What are common challenges?

  • Lack of student agency and motivation: Students may feel they’re not in control if they’re required to follow whatever “the algorithm” thinks they need. If the tool neither explains why the material has been selected nor considers the student’s input, the resulting experience can be frustrating and possibly counterproductive.
  • Insufficient connections to human support: No adaptive learning tool can close every knowledge gap for every student, even with robust interventions. Without actionable analytics for instructors to identify struggling students or timely “off-ramps” motivating students to seek (human) help, some students may spin their wheels unproductively instead of receiving high-value, efficient support from an expert teacher.
  • Fragmentation of student cohorts: Adaptive learning tools can differ on how “far apart” to let a cohort get. In extreme cases, a teacher might find that advanced students progress quickly through the syllabus while less prepared students remain stuck working on early units or prerequisite skills. Successful implementation of adaptive learning keeps students working on similar learning objectives at the same time, depending on how important that may be for the course cadence or structure.

How does adaptive learning courseware shift instructors’ and students’ mindset?

For instructors, using adaptive technology typically means giving up step-by-step control. For the courseware to successfully adapt to a student’s needs, it can’t just deliver pre-selected materials in an instructor’s pre-set order. Successful courseware implementations of adaptive learning aim for a middle ground, where instructors choose the goals, content areas, and/or pedagogical functions for each student activity, but the adaptive technology assigns variable amounts and types of content to students as needed. The adaptive learning courseware should also provide easily interpretable analytics and calls to action so the instructor understands each student’s learning and what kinds of activities or 1:1 attention would yield the best results.
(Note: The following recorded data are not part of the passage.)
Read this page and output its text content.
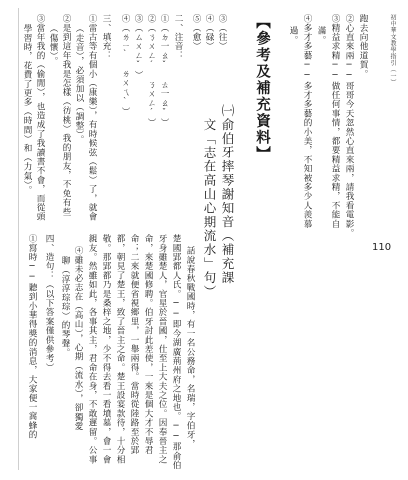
初中華文教學指引（一）
110
跑去向他道賀。
②心直來兩──哥哥今天忽然心直來兩，請我看電影。
③精益求精──做任何事情，都要精益求精，不能自
滿。
④多才多藝──多才多藝的小美，不知被多少人羨慕
過。
【參考及補充資料】
㈠俞伯牙摔琴謝知音（補充課
文「志在高山心期流水」句）
話說春秋戰國時，有一名公務命，名瑞，字伯牙，
楚國郢都人氏。──即今湖廣荊州府之地也。──那俞伯
牙身雖楚人，官星於晉國，仕至上大夫之位。因奉晉主之
命，來楚國修聘。伯牙討此差使，一來是個大才不辱君
命；二來就便省視鄉里，一舉兩得。當時從陸路至於郢
都，朝見了楚王，致了晉主之命。楚王設宴款待，十分相
敬。那郢都乃是桑梓之地，少不得去看一看墳墓，會一會
親友。然雖如此，各事其主，君命在身，不敢遲留。公事
③（往）
④（碌）
⑤（愈）
二、注音：
①（ㄉ一ㄠˇ　ㄊ一ㄠˇ）
②（ㄋㄨㄥˊ　ㄋㄨㄥˊ）
③（ㄙㄨㄥˇ）
④（ㄌㄧˋ　ㄌㄨㄟˋ）
三、填充：
①雷古等有個小（康樂），有時候弦（鬆）了，就會
（走音），必須加以（調整）。
②是到這年我是怎樣（彷桃）我的朋友，不免有些
（傷懷）。
③當年我的（偷閒），也造成了我讀書不會，而從頭
學習時，花費了更多（時間）和（力氣）。
④雖未必志在（高山），心期（流水），卻獨愛
聊（淳淳琮琮）的琴聲。
四、造句：（以下答案僅供參考）
①寫時──聽到小華得獎的消息，大家便一窩蜂的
For students, adaptive learning activities may be different from their experience with “traditional homework.” Working on assignments differing in length and type from that of their peers can feel arbitrary and punitive without an explanation of the benefits of this arrangement. Additionally, students typically have a fear of submitting wrong answers since that would traditionally penalize their final grade. Adaptive learning usually reframes this penalty: Students are expected to get wrong answers as they learn and can achieve an excellent final grade on an adaptive activity even after a poor start, provided they put in the effort to learn from their mistakes. We find that students tend to respond positively to this “growth mindset” orientation.

How do Wiley and Knewton Alta approach adaptive learning?

Our two solutions support mastery-based learning in different ways:

  • Knewton Alta: In Alta, the bulk of each student’s outside-of-class time is spent working on fully adaptive assignments. Instructors assign learning objectives, and students receive personalized assignment experiences designed to help them master the material. Alta offers just-in-time support via focused practice questions, instructional texts and videos, and real-time remediation to prerequisites. Since these interventions can be time-intensive, Alta integrates student agency touchpoints, empowering students to help guide their learning. Students can, at high-leverage decision points, decide (1) to override Knewton Alta’s remediation to prerequisite skills and return to assigned material or (2) to switch to another topic they feel better prepared to cover. (*See the effectiveness of refreshers in Knewton Alta here)
  • WileyPLUS: This courseware includes adaptive assignments powered by Knewton, but a given WileyPLUS course typically contains at least as many non-adaptive assignments (i.e., static problem sets, resources, or instructor-provided materials) as adaptive ones. Therefore, the student agency in Alta adaptive assignments is less important than instructor flexibility at adaptive assignment creation time. Each WileyPLUS adaptive assignment implements one of three broad pedagogical functions: introduce, practice, or review. Instructors can choose on an assignment-by-assignment basis which function best fits their syllabus.